Microsyst Nanoeng. 2026 Apr 14;12(1):133. doi: 10.1038/s41378-026-01159-7.
ABSTRACT
Theoretical models are essential for performance analysis and structure optimization design of large-scale piezoelectric micromachined ultrasonic transducers (PMUT) arrays. However, current models have rarely incorporated the inter-element crosstalk and oversimplified the electro-mechanical-acoustic coupling, leading serious discrepancies with experimental results and limiting the array optimization design and performance improvement. To address this, a novel electro-mechanical-acoustic coupling model and a spatial acoustic field modeling approach are proposed for PMUT arrays, incorporating distributed deformation functions of individual element and mutual acoustic impedance to analyse key performance metrics such as transmission power, frequency response, focal length, and beamwidth. Its accuracy is validated through finite element simulations, demonstrating small deviations of less than 3%. Parametric studies reveal that increasing the filling ratio from 20% to 60% improves transmission power and bandwidth but significantly increases crosstalk, reducing focusing efficiency. Enlarging the array size results in proportional increases in acoustic output power and focal pressure, while simultaneously reducing beamwidth, thereby improving directivity.

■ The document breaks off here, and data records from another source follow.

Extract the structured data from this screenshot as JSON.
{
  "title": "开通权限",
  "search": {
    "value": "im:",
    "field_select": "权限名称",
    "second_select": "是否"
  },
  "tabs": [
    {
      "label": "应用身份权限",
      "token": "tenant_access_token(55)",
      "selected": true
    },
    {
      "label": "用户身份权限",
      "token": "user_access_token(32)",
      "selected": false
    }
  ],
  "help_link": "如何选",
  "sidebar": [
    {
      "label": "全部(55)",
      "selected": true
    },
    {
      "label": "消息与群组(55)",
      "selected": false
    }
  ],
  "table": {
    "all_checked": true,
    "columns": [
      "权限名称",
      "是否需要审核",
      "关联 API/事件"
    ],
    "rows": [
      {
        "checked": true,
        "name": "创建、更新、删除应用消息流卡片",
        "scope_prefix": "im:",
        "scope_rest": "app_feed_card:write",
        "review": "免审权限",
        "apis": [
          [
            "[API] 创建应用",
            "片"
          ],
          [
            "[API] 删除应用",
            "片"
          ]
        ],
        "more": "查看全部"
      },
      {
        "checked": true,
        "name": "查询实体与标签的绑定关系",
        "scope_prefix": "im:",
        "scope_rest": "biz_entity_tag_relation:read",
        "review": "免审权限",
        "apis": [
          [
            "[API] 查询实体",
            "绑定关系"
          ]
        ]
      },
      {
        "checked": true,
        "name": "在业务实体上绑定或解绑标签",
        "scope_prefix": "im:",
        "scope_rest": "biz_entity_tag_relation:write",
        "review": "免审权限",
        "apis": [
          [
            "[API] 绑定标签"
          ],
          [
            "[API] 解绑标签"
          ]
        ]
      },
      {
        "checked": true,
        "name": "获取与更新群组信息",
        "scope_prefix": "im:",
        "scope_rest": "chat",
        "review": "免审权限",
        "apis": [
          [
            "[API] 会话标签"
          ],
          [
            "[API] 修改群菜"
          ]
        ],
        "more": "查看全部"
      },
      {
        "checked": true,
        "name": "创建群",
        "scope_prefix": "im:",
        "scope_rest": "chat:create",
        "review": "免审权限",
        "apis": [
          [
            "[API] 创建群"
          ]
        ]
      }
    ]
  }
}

As for array arrangements, circular array achieves higher focal pressure than square array, albeit with shorter focal lengths. Annular array, with its distinct mainlobe and ring-shaped sidelobes, demonstrates superior focal pressure at longer distances, ideal for extended-range applications. The theoretical models are further validated by experimental results from fabricated square, hexagonal, circular, and annular PMUT arrays. This study proposes an accurate theoretical model for PMUT arrays, enabling accurate and reliable prediction of key acoustic performance metrics in large-scale arrays, and facilitating the array structure optimization design and performance enhancement of PMUT.
PMID:41980914 | DOI:10.1038/s41378-026-01159-7